[GitHub] nifi issue #2416: NIFI 4774: Provide alternate implementation of Write-Ahead...

2018-02-21 Thread devriesb
Github user devriesb commented on the issue:

https://github.com/apache/nifi/pull/2416
  
@markap14 yes... under this somewhat unusual circumstance, my proposed 
solution would sacrifice data for consistency.  However, if alwaysSync is set 
false, there isn't a guarantee of no loss anyway.  So, we'd really be no worse 
off than we are, except that the plug getting kicked out of the wall wouldn't 
kill your repo.

Also, I fully agree that an implementation that DOES guarantee no loss of 
CREATEs would be for the best.  My proposal above doesn't address that in any 
way.  It lives inside the "all or nothing" guarantee of the current 
(/previous?) WriteAheadFFR.


---


[GitHub] nifi issue #2416: NIFI 4774: Provide alternate implementation of Write-Ahead...

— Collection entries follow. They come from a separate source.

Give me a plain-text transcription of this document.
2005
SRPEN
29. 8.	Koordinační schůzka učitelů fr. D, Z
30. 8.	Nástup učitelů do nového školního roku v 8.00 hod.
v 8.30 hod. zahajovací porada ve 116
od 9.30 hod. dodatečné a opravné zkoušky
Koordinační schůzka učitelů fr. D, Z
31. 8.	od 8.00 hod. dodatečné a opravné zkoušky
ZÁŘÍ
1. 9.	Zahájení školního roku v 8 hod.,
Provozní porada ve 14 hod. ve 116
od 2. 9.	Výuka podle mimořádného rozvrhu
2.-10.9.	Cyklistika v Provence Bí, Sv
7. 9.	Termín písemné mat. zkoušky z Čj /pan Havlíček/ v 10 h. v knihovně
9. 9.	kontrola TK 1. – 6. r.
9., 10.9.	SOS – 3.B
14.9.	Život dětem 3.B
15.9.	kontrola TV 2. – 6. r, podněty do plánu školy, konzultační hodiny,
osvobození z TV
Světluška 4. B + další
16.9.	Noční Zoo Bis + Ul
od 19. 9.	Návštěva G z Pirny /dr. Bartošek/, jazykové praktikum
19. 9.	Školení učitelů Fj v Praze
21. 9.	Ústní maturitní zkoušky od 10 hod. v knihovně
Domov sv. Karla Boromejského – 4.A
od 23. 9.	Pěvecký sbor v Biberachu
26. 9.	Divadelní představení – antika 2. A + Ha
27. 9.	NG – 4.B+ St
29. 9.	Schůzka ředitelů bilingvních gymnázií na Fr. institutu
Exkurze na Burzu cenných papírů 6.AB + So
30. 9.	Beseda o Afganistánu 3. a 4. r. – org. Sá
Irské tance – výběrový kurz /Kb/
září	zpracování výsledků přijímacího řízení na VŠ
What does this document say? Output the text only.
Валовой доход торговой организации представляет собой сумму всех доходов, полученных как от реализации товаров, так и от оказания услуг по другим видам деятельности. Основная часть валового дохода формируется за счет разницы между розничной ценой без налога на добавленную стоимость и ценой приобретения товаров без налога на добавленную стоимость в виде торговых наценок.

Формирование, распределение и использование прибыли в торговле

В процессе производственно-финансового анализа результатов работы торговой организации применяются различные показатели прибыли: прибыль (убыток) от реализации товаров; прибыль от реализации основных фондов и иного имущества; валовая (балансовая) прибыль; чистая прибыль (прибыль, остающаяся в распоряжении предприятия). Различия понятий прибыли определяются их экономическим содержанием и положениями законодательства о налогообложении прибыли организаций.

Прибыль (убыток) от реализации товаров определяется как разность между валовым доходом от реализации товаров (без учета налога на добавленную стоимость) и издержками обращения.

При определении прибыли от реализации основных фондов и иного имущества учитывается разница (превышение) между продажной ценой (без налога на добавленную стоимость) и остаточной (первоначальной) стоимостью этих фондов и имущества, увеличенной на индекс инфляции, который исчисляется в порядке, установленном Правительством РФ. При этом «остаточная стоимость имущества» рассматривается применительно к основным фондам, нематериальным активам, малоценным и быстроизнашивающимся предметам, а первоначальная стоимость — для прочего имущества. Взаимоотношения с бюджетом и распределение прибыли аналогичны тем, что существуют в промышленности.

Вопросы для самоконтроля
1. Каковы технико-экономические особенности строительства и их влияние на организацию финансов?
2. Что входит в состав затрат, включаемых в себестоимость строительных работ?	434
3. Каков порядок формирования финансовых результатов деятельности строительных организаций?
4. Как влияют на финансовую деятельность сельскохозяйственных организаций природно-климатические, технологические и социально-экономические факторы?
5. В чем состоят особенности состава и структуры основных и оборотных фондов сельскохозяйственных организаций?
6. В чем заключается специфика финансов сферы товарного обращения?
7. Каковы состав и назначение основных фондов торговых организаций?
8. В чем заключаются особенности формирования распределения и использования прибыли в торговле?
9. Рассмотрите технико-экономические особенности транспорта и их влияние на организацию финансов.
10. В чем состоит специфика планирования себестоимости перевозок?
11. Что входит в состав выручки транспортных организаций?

2018-02-21 Thread devriesb
Github user devriesb commented on the issue:

https://github.com/apache/nifi/pull/2416
  
Again, I would submit that it isn't violating the data loss guarantees of 
the original implementation.  Yes, some data could potentially be lost, but 
none that it guaranteed to keep, and in doing so it prevents corruption... in a 
handful of easily understandable lines, that don't fundamentally alter the 
implementation.  

I want to be clear... I'm in no way opposed to improvements.  However, for 
operational data flows there is going to be some trepidation about large 
changes to such a key component... especially one that we've had previous 
issues with.  The smaller / more incremental the changes, and the more time 
allowed for evaluation under load, the more comfortable I would imagine people 
would be.


---


[GitHub] nifi issue #2416: NIFI 4774: Provide alternate implementation of Write-Ahead...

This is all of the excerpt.